Kritik hatten zuvor auch die Volksanwaltschaft und Behindertenvertreter geäußert. Der AMS-Algorithmus soll mit Jahresbeginn 2021 in Österreich eingeführt werden, seit dem Vorjahr befindet er sich in einer Testphase. Online werden nun unter amsalgorithmus.at Unterschriften gegen die Einführung gesammelt.

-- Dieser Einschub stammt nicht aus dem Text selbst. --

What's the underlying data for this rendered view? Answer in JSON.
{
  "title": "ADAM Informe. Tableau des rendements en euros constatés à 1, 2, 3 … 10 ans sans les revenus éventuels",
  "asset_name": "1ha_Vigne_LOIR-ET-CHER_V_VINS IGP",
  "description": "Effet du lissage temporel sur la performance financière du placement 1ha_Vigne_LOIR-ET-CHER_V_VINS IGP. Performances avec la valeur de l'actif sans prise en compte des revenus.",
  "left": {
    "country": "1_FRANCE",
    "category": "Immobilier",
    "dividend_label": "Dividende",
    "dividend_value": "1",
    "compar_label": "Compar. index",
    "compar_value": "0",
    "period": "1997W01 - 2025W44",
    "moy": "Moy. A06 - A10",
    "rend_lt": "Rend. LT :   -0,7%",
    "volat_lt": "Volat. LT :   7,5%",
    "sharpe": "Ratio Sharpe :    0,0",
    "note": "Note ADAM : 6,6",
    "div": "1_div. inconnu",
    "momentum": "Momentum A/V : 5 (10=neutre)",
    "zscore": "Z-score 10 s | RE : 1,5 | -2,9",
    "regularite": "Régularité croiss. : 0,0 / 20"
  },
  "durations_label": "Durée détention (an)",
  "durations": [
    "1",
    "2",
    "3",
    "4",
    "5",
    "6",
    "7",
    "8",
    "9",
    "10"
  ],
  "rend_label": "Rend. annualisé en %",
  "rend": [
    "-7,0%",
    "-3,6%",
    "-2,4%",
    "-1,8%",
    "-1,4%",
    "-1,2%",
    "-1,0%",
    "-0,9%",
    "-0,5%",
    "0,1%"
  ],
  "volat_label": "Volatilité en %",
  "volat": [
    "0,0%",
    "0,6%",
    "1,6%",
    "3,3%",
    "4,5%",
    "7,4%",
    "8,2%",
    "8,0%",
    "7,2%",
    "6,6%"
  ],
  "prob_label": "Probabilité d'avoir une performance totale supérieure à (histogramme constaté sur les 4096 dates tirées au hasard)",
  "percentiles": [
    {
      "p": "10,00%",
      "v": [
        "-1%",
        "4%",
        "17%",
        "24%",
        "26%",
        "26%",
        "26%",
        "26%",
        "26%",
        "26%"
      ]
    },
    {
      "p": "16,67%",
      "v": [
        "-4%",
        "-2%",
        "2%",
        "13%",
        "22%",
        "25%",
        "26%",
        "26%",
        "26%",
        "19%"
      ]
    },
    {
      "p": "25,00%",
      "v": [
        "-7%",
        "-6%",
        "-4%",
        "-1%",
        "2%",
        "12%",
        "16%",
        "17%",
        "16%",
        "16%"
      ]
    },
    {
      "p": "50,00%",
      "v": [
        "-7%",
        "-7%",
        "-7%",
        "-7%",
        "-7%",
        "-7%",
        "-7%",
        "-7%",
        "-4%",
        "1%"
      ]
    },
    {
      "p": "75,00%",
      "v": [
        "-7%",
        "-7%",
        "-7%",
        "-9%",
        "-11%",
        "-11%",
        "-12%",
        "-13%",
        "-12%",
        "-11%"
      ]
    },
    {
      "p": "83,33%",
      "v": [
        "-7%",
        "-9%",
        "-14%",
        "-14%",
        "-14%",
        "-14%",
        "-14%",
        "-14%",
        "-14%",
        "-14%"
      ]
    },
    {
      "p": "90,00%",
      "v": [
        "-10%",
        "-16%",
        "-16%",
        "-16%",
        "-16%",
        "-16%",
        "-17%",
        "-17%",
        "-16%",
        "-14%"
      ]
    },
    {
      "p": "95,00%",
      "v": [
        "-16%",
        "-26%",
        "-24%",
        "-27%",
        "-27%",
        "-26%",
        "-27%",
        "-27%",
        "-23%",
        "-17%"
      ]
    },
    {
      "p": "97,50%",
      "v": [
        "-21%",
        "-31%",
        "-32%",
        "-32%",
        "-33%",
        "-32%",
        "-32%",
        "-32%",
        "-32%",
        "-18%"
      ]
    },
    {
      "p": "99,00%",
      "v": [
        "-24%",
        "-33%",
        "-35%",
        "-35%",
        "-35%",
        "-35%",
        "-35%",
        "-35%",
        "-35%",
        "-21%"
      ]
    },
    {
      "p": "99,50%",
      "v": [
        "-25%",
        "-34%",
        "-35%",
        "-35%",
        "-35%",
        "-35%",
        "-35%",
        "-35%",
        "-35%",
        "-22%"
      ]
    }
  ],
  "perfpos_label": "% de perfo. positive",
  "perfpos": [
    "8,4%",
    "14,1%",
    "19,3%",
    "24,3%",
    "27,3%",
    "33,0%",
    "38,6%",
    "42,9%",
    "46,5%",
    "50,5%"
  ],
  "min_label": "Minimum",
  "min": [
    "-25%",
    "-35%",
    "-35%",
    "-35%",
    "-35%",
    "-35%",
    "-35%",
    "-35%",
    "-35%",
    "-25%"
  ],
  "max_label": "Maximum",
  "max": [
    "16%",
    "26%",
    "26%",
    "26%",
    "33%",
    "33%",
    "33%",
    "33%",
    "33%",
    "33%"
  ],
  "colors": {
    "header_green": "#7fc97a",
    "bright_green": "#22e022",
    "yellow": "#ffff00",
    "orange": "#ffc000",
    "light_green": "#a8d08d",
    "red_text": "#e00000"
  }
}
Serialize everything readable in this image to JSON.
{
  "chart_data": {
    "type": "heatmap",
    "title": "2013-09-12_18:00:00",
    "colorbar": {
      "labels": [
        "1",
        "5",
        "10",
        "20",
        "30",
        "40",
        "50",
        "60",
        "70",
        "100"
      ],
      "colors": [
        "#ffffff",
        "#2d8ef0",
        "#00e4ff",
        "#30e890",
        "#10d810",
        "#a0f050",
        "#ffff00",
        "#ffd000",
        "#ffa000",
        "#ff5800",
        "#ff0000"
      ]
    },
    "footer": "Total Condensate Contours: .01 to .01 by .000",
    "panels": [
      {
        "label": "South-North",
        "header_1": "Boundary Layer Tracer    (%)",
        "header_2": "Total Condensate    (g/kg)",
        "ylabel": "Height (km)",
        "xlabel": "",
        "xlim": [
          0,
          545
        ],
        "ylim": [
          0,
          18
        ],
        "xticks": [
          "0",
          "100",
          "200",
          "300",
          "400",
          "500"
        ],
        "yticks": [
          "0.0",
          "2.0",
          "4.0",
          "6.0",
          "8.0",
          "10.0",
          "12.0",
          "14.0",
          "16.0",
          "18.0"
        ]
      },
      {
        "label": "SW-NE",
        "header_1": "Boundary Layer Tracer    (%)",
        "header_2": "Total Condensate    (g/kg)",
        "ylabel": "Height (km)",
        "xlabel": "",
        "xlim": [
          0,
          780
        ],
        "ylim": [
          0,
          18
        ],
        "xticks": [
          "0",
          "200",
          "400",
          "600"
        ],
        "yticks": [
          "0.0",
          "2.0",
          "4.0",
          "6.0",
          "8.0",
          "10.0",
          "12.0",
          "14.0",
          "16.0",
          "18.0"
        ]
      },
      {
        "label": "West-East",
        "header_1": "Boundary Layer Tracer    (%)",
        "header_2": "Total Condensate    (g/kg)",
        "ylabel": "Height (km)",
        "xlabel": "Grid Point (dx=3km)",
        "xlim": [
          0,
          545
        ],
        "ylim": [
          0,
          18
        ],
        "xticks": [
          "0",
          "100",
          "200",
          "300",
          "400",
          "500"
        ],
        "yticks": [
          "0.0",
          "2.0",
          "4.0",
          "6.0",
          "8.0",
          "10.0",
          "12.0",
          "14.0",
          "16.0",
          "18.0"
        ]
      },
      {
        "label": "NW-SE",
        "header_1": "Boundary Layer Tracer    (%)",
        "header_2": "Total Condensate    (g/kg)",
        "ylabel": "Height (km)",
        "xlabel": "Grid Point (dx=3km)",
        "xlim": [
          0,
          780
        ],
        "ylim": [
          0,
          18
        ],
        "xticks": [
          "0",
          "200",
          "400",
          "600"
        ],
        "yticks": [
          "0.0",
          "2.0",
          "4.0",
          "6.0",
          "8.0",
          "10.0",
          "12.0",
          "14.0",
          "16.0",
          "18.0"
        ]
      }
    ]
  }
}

Zu den sieben präsentierten Forderungen zählt jene, dass Menschen und nicht Computer über menschliche Schicksale und Zugang zu staatlichen Leistungen entscheiden müssten. Zudem müsse das AMS über mehr und besser ausgebildete Beraterinnen und Berater verfügen, Daten müssten offengelegt werden und schließlich müssten Algorithmen vor der Einführung auf deren Technik und soziale Auswirkungen überprüft werden.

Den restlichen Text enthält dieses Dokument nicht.